Abriu a porta do carro:

- Sempre anda mal vestida assim? Seu pai sabe disso?

Ela também abriu a porta pensativa:

- Ele não sabe! Eu me troco na rua todos os dias. Eu estava na escola e não em um baile.

Foi descendo do carro:

- Se você é tudo isso de bom, por que ainda não se casou?

Ele também desceu, foi caminhando em direção à entrada ao lado dela:

- Porque eu não quis e ainda não quero. Vou ser sincero com você, meu pai quer que eu me case e tenha filhos. Tem muito em jogo agora, por isso, estou considerando a possibilidade de casar. Você está longe de ser um exemplo de noiva, e eu sei que seu pai vai se beneficiar com os negócios depois do casamento.

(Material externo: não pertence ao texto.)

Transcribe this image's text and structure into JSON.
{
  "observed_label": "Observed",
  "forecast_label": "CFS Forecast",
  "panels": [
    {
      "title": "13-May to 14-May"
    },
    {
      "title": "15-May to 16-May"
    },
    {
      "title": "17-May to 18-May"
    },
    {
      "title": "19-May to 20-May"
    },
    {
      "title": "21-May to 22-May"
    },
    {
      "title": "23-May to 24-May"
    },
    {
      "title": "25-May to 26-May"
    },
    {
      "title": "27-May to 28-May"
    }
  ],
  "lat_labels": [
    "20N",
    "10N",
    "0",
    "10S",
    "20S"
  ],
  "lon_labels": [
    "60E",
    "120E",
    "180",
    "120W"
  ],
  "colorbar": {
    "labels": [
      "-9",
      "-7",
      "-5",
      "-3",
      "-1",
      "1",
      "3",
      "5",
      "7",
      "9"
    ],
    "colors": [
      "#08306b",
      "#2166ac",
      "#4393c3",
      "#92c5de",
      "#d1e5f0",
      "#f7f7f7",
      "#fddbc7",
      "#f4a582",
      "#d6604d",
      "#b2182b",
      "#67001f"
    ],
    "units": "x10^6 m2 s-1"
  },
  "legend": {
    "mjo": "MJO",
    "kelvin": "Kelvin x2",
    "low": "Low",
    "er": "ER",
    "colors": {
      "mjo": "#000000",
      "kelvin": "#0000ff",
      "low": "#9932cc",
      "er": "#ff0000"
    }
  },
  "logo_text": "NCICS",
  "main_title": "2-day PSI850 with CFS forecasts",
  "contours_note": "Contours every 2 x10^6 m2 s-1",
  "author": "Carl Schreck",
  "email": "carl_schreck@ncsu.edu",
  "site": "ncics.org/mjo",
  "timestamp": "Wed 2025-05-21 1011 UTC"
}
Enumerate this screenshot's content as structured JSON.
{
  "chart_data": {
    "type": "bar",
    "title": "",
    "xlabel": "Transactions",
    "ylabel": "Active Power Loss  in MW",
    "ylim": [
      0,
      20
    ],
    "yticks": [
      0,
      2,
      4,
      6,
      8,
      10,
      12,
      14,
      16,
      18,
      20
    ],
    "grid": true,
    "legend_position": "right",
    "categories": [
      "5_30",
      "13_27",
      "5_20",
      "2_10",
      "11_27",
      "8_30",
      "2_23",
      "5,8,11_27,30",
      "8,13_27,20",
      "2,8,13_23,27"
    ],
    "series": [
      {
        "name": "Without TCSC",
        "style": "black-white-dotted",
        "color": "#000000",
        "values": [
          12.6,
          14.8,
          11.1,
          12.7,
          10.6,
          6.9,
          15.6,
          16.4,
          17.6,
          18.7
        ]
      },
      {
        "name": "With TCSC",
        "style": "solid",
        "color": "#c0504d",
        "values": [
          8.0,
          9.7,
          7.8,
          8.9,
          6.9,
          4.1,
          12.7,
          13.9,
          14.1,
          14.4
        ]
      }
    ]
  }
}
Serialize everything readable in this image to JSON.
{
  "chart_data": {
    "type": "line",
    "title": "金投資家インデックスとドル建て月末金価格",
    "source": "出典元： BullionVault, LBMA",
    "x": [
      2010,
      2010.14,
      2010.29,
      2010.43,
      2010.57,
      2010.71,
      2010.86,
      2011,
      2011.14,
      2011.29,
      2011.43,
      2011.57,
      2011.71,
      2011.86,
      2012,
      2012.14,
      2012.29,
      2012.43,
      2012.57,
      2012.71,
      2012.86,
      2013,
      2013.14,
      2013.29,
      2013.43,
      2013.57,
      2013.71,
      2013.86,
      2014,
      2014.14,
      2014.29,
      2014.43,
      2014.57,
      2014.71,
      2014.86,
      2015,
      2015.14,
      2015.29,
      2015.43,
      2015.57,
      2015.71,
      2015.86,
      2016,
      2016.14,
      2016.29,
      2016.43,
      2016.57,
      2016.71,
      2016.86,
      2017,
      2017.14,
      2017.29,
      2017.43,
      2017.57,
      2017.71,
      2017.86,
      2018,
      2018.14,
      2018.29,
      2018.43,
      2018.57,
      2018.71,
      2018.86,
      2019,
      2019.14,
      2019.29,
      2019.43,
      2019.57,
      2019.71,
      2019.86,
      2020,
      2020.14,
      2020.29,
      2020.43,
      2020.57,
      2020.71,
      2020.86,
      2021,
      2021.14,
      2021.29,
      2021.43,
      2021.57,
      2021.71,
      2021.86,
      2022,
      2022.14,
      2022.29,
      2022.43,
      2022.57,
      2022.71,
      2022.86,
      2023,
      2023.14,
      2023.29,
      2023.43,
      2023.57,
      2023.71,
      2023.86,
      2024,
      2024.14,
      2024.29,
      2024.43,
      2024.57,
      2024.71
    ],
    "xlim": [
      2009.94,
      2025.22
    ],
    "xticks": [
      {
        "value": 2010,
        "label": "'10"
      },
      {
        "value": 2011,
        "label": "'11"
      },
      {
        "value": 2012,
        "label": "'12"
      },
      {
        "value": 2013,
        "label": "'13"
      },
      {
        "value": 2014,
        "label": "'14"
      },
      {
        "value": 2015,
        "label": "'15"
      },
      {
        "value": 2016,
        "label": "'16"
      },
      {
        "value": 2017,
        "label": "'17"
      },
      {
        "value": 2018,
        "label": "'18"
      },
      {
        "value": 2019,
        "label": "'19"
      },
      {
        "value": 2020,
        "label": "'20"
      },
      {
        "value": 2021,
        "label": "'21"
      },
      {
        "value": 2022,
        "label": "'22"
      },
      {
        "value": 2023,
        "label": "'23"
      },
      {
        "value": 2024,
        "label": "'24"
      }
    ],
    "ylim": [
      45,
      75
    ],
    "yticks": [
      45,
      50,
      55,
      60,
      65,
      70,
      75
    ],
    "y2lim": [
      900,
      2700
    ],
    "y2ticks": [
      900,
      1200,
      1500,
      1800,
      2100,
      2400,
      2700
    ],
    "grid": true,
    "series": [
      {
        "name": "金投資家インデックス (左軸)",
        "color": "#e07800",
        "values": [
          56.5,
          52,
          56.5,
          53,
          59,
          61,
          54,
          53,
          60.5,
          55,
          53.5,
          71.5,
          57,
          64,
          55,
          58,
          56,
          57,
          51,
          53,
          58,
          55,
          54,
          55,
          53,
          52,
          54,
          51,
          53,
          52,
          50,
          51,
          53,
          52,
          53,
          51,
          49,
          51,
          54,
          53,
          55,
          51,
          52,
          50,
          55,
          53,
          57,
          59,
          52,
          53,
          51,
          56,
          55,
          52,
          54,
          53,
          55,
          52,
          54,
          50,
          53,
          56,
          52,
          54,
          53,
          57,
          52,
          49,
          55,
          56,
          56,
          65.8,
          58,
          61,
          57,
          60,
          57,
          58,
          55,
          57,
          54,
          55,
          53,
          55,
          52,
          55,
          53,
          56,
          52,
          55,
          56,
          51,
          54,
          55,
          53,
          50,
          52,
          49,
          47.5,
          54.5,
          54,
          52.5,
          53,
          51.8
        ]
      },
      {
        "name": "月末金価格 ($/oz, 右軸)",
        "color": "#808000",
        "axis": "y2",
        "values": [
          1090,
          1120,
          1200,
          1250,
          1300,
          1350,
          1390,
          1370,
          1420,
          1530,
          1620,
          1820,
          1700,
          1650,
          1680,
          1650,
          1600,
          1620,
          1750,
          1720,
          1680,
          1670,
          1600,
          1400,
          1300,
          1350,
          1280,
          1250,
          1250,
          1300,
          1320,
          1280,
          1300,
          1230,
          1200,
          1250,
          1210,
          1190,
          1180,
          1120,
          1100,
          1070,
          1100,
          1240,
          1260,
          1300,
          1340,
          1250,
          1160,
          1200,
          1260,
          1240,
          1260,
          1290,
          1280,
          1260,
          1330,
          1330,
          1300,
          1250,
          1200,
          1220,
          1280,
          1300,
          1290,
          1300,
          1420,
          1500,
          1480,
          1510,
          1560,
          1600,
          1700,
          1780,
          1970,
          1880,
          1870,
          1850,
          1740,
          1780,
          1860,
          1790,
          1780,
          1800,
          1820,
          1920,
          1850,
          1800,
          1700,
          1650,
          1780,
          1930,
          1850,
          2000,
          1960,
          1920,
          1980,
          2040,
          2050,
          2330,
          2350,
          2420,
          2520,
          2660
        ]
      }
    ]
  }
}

Nós só temos que casar e ter um filho em um ano.

Parou na porta do restaurante:

- Vamos ganhar uma casa grande, carros, vou te dar tudo, como deve ser. Você é nova, vai poder aproveitar a vida depois do divórcio. Vou te encher de presentes e tudo o que ganhar fica com você depois do...

Ela ficou séria, pensativa:

- Não quer se casar? E ter uma vida comigo?

Ele foi entrando evitando olhar para ela:

- Não! Eu não acho possível te amar e nem quero tentar. Vai ser um casamento de contrato, um acordo. Aceita? Pensa na sua família, vai poder cuidar dos seus irmãos, desde que engravide.

Sentaram em uma mesa nos fundos, era tudo bem simples, ela ficou sem muita reação:

- Eu preciso pensar.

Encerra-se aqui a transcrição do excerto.